The Oberlin Review
- Type: Student newspaper
- School: Oberlin College
- Founded: 1874
- City: Oberlin, Ohio
- Circulation: 1,700 (as of 2016)
- Website: oberlinreview.org

= The Oberlin Review =

Student newspaper at Oberlin College

The Oberlin Review is a student-run weekly newspaper at Oberlin College that serves as the official newspaper of record for both the College and the city of Oberlin, Ohio.

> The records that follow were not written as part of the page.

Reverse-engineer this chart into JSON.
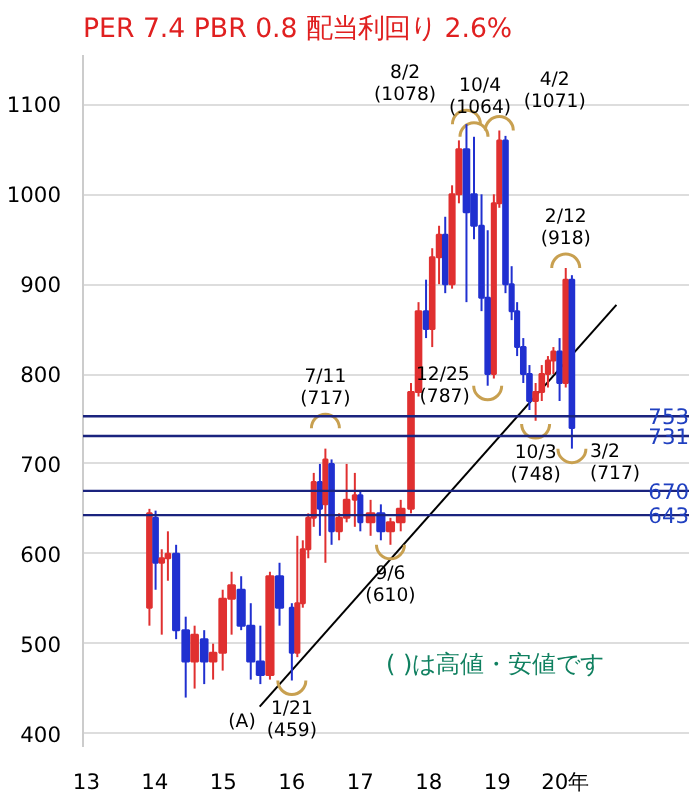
{
  "chart_data": {
    "type": "candlestick",
    "title": "PER 7.4 PBR 0.8 配当利回り 2.6%",
    "x": [
      13.92,
      14.01,
      14.1,
      14.19,
      14.31,
      14.45,
      14.58,
      14.72,
      14.85,
      14.99,
      15.12,
      15.26,
      15.4,
      15.54,
      15.68,
      15.82,
      16.0,
      16.08,
      16.16,
      16.24,
      16.32,
      16.41,
      16.49,
      16.58,
      16.69,
      16.8,
      16.92,
      17.0,
      17.15,
      17.3,
      17.44,
      17.59,
      17.74,
      17.85,
      17.96,
      18.05,
      18.15,
      18.24,
      18.34,
      18.44,
      18.55,
      18.66,
      18.77,
      18.86,
      18.95,
      19.03,
      19.12,
      19.21,
      19.29,
      19.38,
      19.47,
      19.56,
      19.65,
      19.74,
      19.82,
      19.91,
      20.0,
      20.09
    ],
    "ohlc": [
      [
        540,
        650,
        520,
        645
      ],
      [
        640,
        648,
        560,
        590
      ],
      [
        590,
        605,
        510,
        595
      ],
      [
        595,
        625,
        570,
        600
      ],
      [
        600,
        610,
        505,
        515
      ],
      [
        515,
        530,
        440,
        480
      ],
      [
        480,
        520,
        450,
        510
      ],
      [
        505,
        515,
        455,
        480
      ],
      [
        480,
        500,
        460,
        490
      ],
      [
        490,
        560,
        470,
        550
      ],
      [
        550,
        580,
        510,
        565
      ],
      [
        560,
        575,
        515,
        520
      ],
      [
        520,
        545,
        460,
        480
      ],
      [
        480,
        520,
        455,
        465
      ],
      [
        465,
        580,
        460,
        575
      ],
      [
        575,
        590,
        520,
        540
      ],
      [
        540,
        545,
        459,
        490
      ],
      [
        490,
        620,
        485,
        545
      ],
      [
        545,
        615,
        540,
        605
      ],
      [
        605,
        645,
        595,
        640
      ],
      [
        640,
        690,
        630,
        680
      ],
      [
        680,
        700,
        620,
        650
      ],
      [
        655,
        717,
        590,
        705
      ],
      [
        700,
        705,
        610,
        625
      ],
      [
        625,
        645,
        615,
        640
      ],
      [
        640,
        700,
        635,
        660
      ],
      [
        660,
        690,
        630,
        665
      ],
      [
        665,
        670,
        625,
        635
      ],
      [
        635,
        660,
        620,
        645
      ],
      [
        645,
        655,
        615,
        625
      ],
      [
        625,
        640,
        610,
        635
      ],
      [
        635,
        660,
        625,
        650
      ],
      [
        650,
        790,
        645,
        780
      ],
      [
        780,
        880,
        775,
        870
      ],
      [
        870,
        905,
        840,
        850
      ],
      [
        850,
        940,
        830,
        930
      ],
      [
        930,
        965,
        900,
        955
      ],
      [
        955,
        975,
        890,
        900
      ],
      [
        900,
        1010,
        895,
        1000
      ],
      [
        1000,
        1060,
        990,
        1050
      ],
      [
        1050,
        1078,
        880,
        980
      ],
      [
        1000,
        1064,
        950,
        965
      ],
      [
        965,
        1000,
        870,
        885
      ],
      [
        885,
        960,
        787,
        800
      ],
      [
        800,
        1000,
        795,
        990
      ],
      [
        990,
        1071,
        985,
        1060
      ],
      [
        1060,
        1065,
        890,
        900
      ],
      [
        900,
        920,
        860,
        870
      ],
      [
        870,
        880,
        820,
        830
      ],
      [
        830,
        840,
        790,
        800
      ],
      [
        800,
        810,
        760,
        770
      ],
      [
        770,
        790,
        748,
        780
      ],
      [
        780,
        810,
        770,
        800
      ],
      [
        800,
        820,
        785,
        815
      ],
      [
        815,
        830,
        800,
        825
      ],
      [
        825,
        840,
        770,
        790
      ],
      [
        790,
        918,
        785,
        905
      ],
      [
        905,
        910,
        717,
        740
      ]
    ],
    "colors": [
      "#e03030",
      "#2030d0",
      "#e03030",
      "#e03030",
      "#2030d0",
      "#2030d0",
      "#e03030",
      "#2030d0",
      "#e03030",
      "#e03030",
      "#e03030",
      "#2030d0",
      "#2030d0",
      "#2030d0",
      "#e03030",
      "#2030d0",
      "#2030d0",
      "#e03030",
      "#e03030",
      "#e03030",
      "#e03030",
      "#2030d0",
      "#e03030",
      "#2030d0",
      "#e03030",
      "#e03030",
      "#e03030",
      "#2030d0",
      "#e03030",
      "#2030d0",
      "#e03030",
      "#e03030",
      "#e03030",
      "#e03030",
      "#2030d0",
      "#e03030",
      "#e03030",
      "#2030d0",
      "#e03030",
      "#e03030",
      "#2030d0",
      "#2030d0",
      "#2030d0",
      "#2030d0",
      "#e03030",
      "#e03030",
      "#2030d0",
      "#2030d0",
      "#2030d0",
      "#2030d0",
      "#2030d0",
      "#e03030",
      "#e03030",
      "#e03030",
      "#e03030",
      "#2030d0",
      "#e03030",
      "#2030d0"
    ],
    "series": [
      {
        "type": "line",
        "x": [
          15.53,
          20.74
        ],
        "values": [
          430,
          877
        ],
        "color": "#000000"
      }
    ],
    "xlim": [
      12.95,
      21.8
    ],
    "ylim": [
      385,
      1155
    ],
    "xticks": [
      13,
      14,
      15,
      16,
      17,
      18,
      19,
      {
        "value": 20,
        "label": "20年"
      }
    ],
    "yticks": [
      400,
      500,
      600,
      700,
      800,
      900,
      1000,
      1100
    ],
    "grid": "y",
    "ref_lines": [
      {
        "axis": "y",
        "value": 753,
        "label": "753",
        "color": "#1a237e"
      },
      {
        "axis": "y",
        "value": 731,
        "label": "731",
        "color": "#1a237e"
      },
      {
        "axis": "y",
        "value": 670,
        "label": "670",
        "color": "#1a237e"
      },
      {
        "axis": "y",
        "value": 643,
        "label": "643",
        "color": "#1a237e"
      }
    ],
    "annotations": [
      {
        "text": "8/2\n(1078)",
        "x": 18.55,
        "y": 1078
      },
      {
        "text": "10/4\n(1064)",
        "x": 18.66,
        "y": 1064
      },
      {
        "text": "4/2\n(1071)",
        "x": 19.03,
        "y": 1071
      },
      {
        "text": "2/12\n(918)",
        "x": 20.0,
        "y": 918
      },
      {
        "text": "7/11\n(717)",
        "x": 16.49,
        "y": 717
      },
      {
        "text": "12/25\n(787)",
        "x": 18.86,
        "y": 787
      },
      {
        "text": "10/3\n(748)",
        "x": 19.56,
        "y": 748
      },
      {
        "text": "3/2\n(717)",
        "x": 20.09,
        "y": 717
      },
      {
        "text": "9/6\n(610)",
        "x": 17.44,
        "y": 610
      },
      {
        "text": "1/21\n(459)",
        "x": 16.0,
        "y": 459
      },
      {
        "text": "(A)",
        "x": 15.53,
        "y": 430
      },
      "( )は高値・安値です"
    ]
  }
}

The publication became the only newspaper of record for Oberlin after the Oberlin News-Tribune closed in 2018.

== Overview ==
The newspaper was first published in 1874, making it one of the oldest college newspapers in the nation. The tabloid-sized newspaper, with a circulation of 1,700, is published roughly 25 times during the academic year from its office in the basement of Burton Hall. It is printed by PM Graphics.

The newspaper's format has remained relatively constant despite rapid turnover in staffing. Its 16 pages are currently divided into five sections: News, Opinions, This Week in Oberlin, Arts and Sports. Past semesters have also included a Features section. In 2008, editors introduced a color front page, back page and centerfold.

==Awards==
The Review has won numerous awards from the Columbia Scholastic Press Association. From 1994 to 1996, it won the Collegiate Silver Crown awarded by that organization.